Blocking access to specified sub domains


#1

I am hosting files in amazon s3 buckets. I am accessing these files through a subdomain of my website that I set up in the Cloudflare DNS. I need those files protected from being accessed except through my domain.

Amazon allows me to block access through their bucket policy. This also allows me to whitelist specific URLs through which the files can be accessed. However, since all of those files are coming through cloudflare where I set up a specific subdomain for this bucket they are not protected.

I thought Zone lockdown would work for my needs, but you can only whitelist IPs, not URLs.

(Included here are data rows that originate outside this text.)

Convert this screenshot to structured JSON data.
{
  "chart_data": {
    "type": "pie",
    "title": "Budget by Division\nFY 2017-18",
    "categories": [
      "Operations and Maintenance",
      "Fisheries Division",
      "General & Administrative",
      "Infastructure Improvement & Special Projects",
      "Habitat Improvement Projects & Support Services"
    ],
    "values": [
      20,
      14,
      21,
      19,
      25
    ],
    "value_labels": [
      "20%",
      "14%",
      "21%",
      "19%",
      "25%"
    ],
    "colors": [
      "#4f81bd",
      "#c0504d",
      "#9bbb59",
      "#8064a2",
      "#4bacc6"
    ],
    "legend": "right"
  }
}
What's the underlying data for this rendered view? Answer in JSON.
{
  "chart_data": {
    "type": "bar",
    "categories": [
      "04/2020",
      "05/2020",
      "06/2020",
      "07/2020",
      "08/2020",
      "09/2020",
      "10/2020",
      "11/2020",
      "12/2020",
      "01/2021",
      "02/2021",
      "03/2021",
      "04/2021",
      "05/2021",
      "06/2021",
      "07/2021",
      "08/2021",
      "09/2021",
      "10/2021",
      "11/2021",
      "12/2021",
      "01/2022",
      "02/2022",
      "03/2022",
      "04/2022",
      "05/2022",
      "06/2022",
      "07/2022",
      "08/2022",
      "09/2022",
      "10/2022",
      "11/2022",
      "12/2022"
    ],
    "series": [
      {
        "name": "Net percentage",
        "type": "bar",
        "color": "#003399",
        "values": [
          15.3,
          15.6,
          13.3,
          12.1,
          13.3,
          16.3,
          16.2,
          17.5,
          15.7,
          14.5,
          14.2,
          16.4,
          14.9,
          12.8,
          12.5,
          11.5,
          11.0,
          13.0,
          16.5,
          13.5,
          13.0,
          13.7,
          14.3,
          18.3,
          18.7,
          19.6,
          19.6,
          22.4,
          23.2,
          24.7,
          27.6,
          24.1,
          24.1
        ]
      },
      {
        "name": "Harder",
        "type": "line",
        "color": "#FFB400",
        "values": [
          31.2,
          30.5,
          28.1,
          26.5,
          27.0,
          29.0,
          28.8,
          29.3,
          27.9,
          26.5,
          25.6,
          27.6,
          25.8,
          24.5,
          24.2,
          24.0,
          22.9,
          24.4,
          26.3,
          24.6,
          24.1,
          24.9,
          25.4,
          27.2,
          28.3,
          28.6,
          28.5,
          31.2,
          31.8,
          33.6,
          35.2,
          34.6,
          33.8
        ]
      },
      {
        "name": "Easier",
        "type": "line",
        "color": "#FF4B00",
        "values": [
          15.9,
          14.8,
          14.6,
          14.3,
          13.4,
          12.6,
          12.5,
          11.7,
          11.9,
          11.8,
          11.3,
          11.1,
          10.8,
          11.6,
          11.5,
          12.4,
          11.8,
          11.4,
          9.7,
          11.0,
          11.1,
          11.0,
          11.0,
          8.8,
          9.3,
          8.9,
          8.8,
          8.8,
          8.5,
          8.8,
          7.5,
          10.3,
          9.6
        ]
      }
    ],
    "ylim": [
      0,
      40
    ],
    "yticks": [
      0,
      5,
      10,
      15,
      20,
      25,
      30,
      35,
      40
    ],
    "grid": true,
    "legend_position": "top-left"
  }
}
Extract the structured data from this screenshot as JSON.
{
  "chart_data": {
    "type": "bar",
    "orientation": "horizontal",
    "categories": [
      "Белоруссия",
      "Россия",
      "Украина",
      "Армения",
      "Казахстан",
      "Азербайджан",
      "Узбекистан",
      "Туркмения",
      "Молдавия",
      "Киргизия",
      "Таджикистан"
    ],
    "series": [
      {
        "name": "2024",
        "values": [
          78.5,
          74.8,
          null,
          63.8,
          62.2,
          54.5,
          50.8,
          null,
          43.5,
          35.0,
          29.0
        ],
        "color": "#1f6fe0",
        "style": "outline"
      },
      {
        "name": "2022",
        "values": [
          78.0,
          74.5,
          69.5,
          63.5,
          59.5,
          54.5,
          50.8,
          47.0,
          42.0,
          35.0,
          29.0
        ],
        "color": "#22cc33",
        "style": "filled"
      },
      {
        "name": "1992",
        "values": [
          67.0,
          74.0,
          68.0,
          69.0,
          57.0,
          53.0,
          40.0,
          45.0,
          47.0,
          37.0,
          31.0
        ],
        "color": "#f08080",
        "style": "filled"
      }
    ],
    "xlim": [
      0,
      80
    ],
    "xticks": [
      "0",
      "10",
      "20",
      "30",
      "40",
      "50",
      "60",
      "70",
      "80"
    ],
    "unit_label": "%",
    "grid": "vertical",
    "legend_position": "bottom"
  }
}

I’m using Heroku so I am unable to provide the IPs that need to access these files.

How can I block access to these subdomains while whitelisting specific URLs where they can be accessed?


#2

This sounds more like an AWS problem.

From your description, you don’t want files accessed unless it’s through your Cloudflare subdomain.

Or you just trying to limit access by Referrer? More like a Scrape Shield/Hotlink Protection?


#3

I think I want hotlink protection.

AWS seems to be working correctly. I set a bucket policy and when I try to access it via the aws s3 link provided, it blocks access unless it is accessed through an approved domain.

I’m routing all of the files through Cloudflare so that they will cache. To do this I had to set up a subdomain in the Cloudflare DNS to access these files. Now, when anyone can access the files freely through the new subdomain. How can I restrict access through Cloudflare to specified domains?


#4

It sounds like a CORS policy, though I’ve not experimented with that on S3.


closed #5

This topic was automatically closed after 30 days. New replies are no longer allowed.